Graphically the game is quite good. Nothing fantastic, but nothing that dissapoints. In fact the graphics engine is fairly robust. Levels are fairly detailed, character models are solid and have enough polygons put into them. Animations are fluid and mesh in together well, but with the limited number of tricks this isn't surprising. The game has far more variety in graphics than it does in gameplay. One nice touch is the water that is splashed up behind the skidoo. This water hits your screen and stays there for a short while. It is as if you are following your player with a camera, the droplets of water blur the view slightly and help draw you in to the game. It's just a shame that the game is so boring. The most important aspect of a skidoo racing game is the water. This may sound a touch obvious, but it can make a monumental difference in a game. The water in Carve is typical of the whole game. Average and a touch dull.
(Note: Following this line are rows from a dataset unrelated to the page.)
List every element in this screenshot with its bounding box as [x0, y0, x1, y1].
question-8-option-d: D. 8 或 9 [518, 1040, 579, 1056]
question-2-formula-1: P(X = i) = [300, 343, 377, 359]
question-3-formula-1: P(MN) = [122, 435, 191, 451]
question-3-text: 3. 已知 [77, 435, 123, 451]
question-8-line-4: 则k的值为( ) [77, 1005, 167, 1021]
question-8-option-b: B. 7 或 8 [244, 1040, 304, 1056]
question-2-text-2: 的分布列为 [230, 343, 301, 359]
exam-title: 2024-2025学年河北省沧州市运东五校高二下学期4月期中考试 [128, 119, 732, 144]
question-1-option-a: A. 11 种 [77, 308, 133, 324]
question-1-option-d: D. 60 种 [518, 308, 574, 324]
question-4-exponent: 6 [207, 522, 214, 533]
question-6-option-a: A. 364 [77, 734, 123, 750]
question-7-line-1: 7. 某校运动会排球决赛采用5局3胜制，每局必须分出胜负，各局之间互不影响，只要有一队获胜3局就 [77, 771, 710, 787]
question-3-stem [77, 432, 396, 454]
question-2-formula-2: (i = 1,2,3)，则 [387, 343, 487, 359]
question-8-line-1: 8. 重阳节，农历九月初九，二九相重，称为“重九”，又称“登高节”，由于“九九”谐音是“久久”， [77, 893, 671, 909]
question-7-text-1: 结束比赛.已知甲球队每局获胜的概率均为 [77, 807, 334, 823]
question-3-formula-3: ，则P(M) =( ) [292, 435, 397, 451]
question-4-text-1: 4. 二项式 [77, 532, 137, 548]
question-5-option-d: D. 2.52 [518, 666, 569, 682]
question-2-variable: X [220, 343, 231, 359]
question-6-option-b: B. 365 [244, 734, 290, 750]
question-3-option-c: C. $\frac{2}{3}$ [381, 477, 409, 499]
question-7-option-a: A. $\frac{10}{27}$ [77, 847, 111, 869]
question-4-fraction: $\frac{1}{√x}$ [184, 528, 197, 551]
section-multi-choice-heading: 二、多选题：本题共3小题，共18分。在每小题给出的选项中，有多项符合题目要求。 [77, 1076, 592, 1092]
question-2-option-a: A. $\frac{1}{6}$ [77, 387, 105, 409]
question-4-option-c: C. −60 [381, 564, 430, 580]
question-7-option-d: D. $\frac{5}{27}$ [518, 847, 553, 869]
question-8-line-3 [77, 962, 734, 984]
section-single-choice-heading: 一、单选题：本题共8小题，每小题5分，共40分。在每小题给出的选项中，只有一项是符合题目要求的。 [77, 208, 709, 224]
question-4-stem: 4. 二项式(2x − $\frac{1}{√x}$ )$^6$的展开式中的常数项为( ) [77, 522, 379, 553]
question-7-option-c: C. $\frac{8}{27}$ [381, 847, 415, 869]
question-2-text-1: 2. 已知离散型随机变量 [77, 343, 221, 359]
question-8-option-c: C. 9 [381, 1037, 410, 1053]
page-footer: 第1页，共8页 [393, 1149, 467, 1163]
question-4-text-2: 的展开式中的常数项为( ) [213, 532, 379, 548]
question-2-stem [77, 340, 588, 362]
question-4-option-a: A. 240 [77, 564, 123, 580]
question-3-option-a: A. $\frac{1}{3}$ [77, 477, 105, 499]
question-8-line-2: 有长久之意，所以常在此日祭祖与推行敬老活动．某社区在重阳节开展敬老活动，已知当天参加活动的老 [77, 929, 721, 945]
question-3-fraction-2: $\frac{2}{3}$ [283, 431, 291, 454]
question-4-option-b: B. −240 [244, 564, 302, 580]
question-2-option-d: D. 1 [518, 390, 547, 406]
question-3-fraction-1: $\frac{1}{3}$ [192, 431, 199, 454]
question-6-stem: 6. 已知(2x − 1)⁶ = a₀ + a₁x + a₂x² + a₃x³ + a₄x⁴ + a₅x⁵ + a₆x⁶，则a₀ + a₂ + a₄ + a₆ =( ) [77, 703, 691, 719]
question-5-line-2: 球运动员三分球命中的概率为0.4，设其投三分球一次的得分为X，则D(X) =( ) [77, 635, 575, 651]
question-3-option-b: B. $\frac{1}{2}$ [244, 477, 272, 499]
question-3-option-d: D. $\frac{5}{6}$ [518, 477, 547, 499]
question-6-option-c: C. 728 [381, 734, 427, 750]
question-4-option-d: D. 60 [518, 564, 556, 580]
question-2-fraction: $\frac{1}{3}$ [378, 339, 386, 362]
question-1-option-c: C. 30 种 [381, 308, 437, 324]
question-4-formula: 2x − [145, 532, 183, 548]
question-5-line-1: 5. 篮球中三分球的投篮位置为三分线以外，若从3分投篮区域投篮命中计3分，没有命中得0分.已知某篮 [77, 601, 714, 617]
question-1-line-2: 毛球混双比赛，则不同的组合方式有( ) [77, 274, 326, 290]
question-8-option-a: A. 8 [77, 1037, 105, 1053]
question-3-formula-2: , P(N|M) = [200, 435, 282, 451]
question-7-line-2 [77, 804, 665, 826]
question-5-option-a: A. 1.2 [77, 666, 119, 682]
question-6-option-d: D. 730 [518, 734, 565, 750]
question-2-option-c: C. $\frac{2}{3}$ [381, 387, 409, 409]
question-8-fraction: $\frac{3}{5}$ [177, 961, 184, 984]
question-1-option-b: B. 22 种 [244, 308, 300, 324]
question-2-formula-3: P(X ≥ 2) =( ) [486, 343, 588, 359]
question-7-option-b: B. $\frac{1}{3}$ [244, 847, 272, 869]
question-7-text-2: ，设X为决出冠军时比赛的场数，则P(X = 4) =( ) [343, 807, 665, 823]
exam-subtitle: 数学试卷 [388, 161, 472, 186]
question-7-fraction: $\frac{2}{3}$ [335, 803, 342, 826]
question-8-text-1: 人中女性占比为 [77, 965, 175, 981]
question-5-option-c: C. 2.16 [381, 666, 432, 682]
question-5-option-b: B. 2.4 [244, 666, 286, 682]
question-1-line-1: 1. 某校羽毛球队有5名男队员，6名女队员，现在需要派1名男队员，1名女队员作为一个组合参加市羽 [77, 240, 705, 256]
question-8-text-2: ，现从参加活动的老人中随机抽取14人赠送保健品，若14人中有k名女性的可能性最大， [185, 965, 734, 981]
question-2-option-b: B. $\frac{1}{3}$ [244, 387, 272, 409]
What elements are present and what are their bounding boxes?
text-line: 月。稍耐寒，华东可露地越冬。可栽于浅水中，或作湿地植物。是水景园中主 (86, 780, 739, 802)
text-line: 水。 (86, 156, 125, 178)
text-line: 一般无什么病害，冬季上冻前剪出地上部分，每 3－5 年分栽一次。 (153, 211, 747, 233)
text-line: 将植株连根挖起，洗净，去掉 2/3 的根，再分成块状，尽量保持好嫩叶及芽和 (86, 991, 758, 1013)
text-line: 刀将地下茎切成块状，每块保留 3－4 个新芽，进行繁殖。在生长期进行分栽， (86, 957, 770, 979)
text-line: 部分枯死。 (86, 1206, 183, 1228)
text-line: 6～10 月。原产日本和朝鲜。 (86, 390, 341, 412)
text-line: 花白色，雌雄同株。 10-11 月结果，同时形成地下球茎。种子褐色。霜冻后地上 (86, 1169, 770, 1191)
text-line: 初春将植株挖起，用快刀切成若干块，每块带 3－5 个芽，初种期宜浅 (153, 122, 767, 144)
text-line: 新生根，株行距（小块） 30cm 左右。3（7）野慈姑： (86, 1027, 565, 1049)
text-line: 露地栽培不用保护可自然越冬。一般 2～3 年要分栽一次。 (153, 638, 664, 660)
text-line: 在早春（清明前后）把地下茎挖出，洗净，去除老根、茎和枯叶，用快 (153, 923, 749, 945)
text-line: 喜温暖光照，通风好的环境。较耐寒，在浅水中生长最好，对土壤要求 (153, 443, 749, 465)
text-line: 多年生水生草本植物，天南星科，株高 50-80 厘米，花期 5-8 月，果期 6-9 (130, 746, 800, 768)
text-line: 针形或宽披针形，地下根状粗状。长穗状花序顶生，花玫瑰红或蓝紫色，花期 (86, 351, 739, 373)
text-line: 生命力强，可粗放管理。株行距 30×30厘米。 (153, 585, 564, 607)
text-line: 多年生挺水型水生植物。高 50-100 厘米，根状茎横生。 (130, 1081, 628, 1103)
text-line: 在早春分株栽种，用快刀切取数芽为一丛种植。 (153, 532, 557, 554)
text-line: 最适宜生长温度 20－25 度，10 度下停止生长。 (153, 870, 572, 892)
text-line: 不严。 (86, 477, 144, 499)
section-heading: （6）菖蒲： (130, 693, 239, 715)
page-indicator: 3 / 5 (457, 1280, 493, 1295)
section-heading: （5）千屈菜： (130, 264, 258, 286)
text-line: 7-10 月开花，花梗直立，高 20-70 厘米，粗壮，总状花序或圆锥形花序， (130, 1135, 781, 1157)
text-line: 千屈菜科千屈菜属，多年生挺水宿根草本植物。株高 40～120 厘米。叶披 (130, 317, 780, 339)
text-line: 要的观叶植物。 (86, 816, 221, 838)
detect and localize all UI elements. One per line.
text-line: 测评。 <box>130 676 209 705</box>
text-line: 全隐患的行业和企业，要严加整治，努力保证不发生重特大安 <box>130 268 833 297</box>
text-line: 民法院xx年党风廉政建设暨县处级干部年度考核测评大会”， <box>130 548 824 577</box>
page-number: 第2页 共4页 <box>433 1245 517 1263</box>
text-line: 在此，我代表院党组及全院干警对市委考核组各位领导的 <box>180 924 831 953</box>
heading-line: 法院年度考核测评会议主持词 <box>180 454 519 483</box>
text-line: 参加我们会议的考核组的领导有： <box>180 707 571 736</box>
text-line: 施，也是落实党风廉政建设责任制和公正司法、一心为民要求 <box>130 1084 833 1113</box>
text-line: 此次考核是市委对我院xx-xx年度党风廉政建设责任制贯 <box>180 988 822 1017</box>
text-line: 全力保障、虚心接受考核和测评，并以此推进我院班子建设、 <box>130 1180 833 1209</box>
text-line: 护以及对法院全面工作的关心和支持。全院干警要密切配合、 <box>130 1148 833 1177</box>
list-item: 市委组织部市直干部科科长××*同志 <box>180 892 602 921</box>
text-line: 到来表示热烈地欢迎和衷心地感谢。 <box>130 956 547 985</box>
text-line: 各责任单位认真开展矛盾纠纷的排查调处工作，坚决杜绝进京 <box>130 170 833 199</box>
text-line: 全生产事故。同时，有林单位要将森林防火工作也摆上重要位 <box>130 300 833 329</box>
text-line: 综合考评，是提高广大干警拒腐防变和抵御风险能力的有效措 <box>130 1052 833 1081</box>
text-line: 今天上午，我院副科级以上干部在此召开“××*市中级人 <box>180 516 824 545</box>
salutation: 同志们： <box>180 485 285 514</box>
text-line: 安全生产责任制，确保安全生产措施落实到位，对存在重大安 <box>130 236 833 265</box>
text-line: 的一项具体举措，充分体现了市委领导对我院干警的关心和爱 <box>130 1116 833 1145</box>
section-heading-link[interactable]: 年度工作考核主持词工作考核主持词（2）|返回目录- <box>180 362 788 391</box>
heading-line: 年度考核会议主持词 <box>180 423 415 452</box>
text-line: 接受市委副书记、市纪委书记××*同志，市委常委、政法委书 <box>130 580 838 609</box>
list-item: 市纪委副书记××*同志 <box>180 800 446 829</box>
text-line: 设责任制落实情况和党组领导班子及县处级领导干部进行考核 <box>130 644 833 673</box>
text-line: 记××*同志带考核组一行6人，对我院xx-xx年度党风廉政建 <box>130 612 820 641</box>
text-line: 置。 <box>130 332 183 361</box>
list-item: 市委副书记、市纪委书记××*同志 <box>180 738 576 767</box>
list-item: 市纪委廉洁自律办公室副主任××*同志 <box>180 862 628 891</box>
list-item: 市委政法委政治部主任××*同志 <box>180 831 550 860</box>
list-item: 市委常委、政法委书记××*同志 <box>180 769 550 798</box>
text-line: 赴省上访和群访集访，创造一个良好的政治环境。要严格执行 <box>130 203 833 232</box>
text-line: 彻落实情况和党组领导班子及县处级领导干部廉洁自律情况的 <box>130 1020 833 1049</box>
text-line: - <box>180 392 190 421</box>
Splashdown (which was released two years ago) had truly gorgeous water, it shimmered, it rolled in the sunshine, there were choppy sections where you were bounced from wave to wave, water churned as you threw your skidoo round a corner. In Carve its relatively grey and still. The water does help to suck some of the excitement from the game.
The game controls are different from most other extreme sports games and to be honest I'm not so keen. Acceleration is handled by pressing down the right trigger button and tricks are performed using the four face buttons. Pulling off tricks is a bit odd, instead of using a 'rule' of performing tricks (e.g. SSX, Dave Mirra, Tony Hawk, Splashdown, Matt Hoffman etc) moves are programmed combinations, so instead of pushing a direction and a button, like you would expect, you have to push a button combinations, such as x,y,b,a. This makes the system a little too over complicated, as you must memorize all the different tricks. This system is far from intuitive. Your skidoo does handle quite nicely and it is unlikely that you will blame the control mechanism for an untimely crash (I do this with most extreme sports games).My biggest gripe with the controls isthe acceleration constantly holding the Xbox trigger does become painfulby the end of your third or fourth race. I found myself wanting to turn off after a single tournamnet because my fingers hurt so much. I don't think I've ever had to do that before.
Ok, time for a touch of deja vu. The sound in the game is relatively uninspiring and is a touch boring. Most of the extreme sports genre has a thumping sound track, whether it be the rock and punk of Tony Hawk or the sublime mixing in SSX. The sound in Carve is average and forgetful. Vehicle sounds and other general gameplay sounds do fail to inspire at all. Also you get words of encouragement from your team mate. Though with the limited number of voice samples you'l be hearing the same lines every minute or two.
Carve isn't a bad game but it hasn't done enough to separate itself from the pack. Instead of bringing something new to the genre, it's just taken all of the basics that are already out there and has done an average job of them. It is an ok pick up and play game, but with very little challenge and limited play options its not the kind of title that you will find yourself coming back to. The lifespan of any game is always lengthened by an online component, but with a limited online mode 'Live' can only add a fraction more to the game. With a £19.99 price tag it might be worth picking up if your desperate for some online extreme sports. Personally I would advise spending your £20 on second hand copies of Splashdown, SSX and whatever else you can afford with the change.